Post-Operative Atrial Fibrillation: Current Treatments and Etiologies for a Persistent Surgical Complication
Author(s): Leilani A. Lopes, Devendra K. Agrawal
Post-operative atrial fibrillation (POAF) is a persistent and serious surgical complication that occur in 20-55% of cardiac surgery cases. POAF may lead to adverse health outcomes such as stroke, thromboembolism, cardiac arrest, and mortality, and may develop long-term. Patients have a 2-fold increase in mortality risk and spend about 3.7 more days in the hospital and $16,000 more in medical costs during their visit. The mechanisms and risk factors of POAF are still poorly understood, yet a strong foundation of how a disease process occurs is needed to provide the most effective treatment. Current mechanisms that are postulated to contribute to POAF include an increase in sympathetic tone, oxidative stress, local and systemic inflammation, a trigger that induces atrial substrate changes, a driver to sustain POAF, and electrolyte disturbances such as hypomagnesemia.
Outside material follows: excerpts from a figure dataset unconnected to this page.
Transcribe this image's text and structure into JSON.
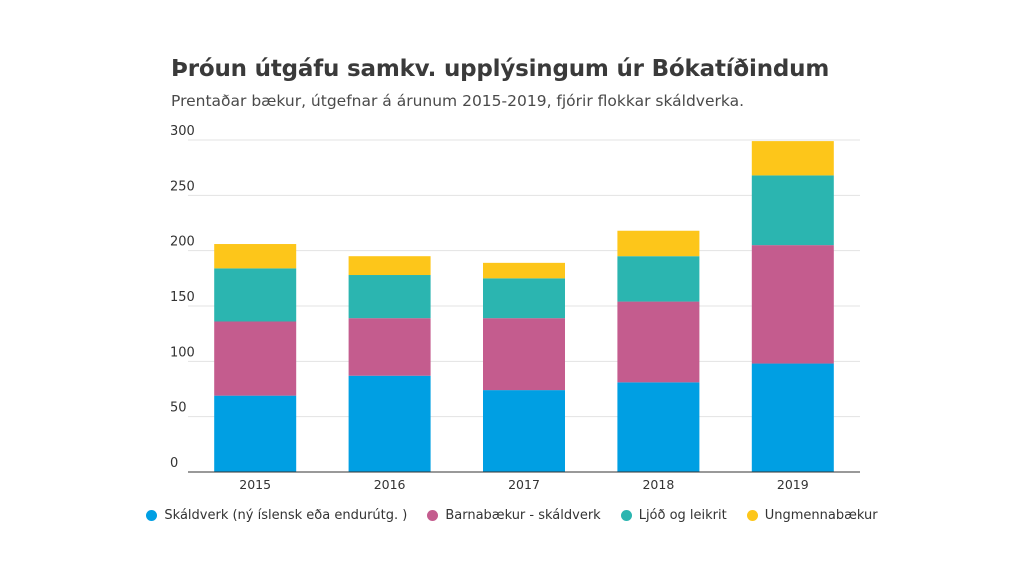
{
  "chart_data": {
    "type": "bar",
    "stacked": true,
    "title": "Þróun útgáfu samkv. upplýsingum úr Bókatíðindum",
    "subtitle": "Prentaðar bækur, útgefnar á árunum 2015-2019, fjórir flokkar skáldverka.",
    "categories": [
      "2015",
      "2016",
      "2017",
      "2018",
      "2019"
    ],
    "series": [
      {
        "name": "Skáldverk (ný íslensk eða endurútg. )",
        "color": "#009fe3",
        "values": [
          69,
          87,
          74,
          81,
          98
        ]
      },
      {
        "name": "Barnabækur - skáldverk",
        "color": "#c45c8e",
        "values": [
          67,
          52,
          65,
          73,
          107
        ]
      },
      {
        "name": "Ljóð og leikrit",
        "color": "#2bb5b0",
        "values": [
          48,
          39,
          36,
          41,
          63
        ]
      },
      {
        "name": "Ungmennabækur",
        "color": "#fdc61a",
        "values": [
          22,
          17,
          14,
          23,
          31
        ]
      }
    ],
    "ylim": [
      0,
      300
    ],
    "yticks": [
      0,
      50,
      100,
      150,
      200,
      250,
      300
    ],
    "xlabel": "",
    "ylabel": "",
    "grid": true,
    "legend_position": "bottom"
  }
}
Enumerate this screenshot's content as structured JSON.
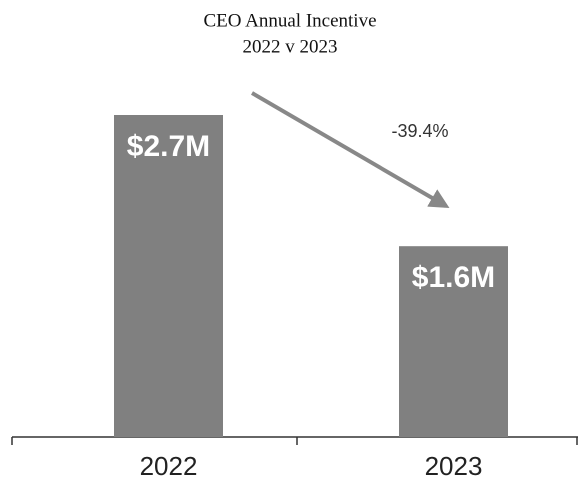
{
  "chart_data": {
    "type": "bar",
    "title": "CEO Annual Incentive",
    "subtitle": "2022 v 2023",
    "categories": [
      "2022",
      "2023"
    ],
    "values": [
      2.7,
      1.6
    ],
    "value_labels": [
      "$2.7M",
      "$1.6M"
    ],
    "color": "#808080",
    "annotation": "-39.4%"
  }
}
While needing more research, current risk factors include age, male sex, history of myocardial infarction or heart failure, hypertension, diabetes, obesity, and COPD. Treatments mostly include prophylaxis of repurposed drugs such as beta-blockers, statins, oral anticoagulants, antiarrhythmics, and Vitamin D and electrolyte supplementation. Autonomic denervation has also been a promising preventative measure for patients undergoing cardiac surgery. This critical review article provides an up-to-date and comprehensive summary of the pathophysiology of POAF, current clinical risk factors and management for POAF and discusses new pathways for further investigation.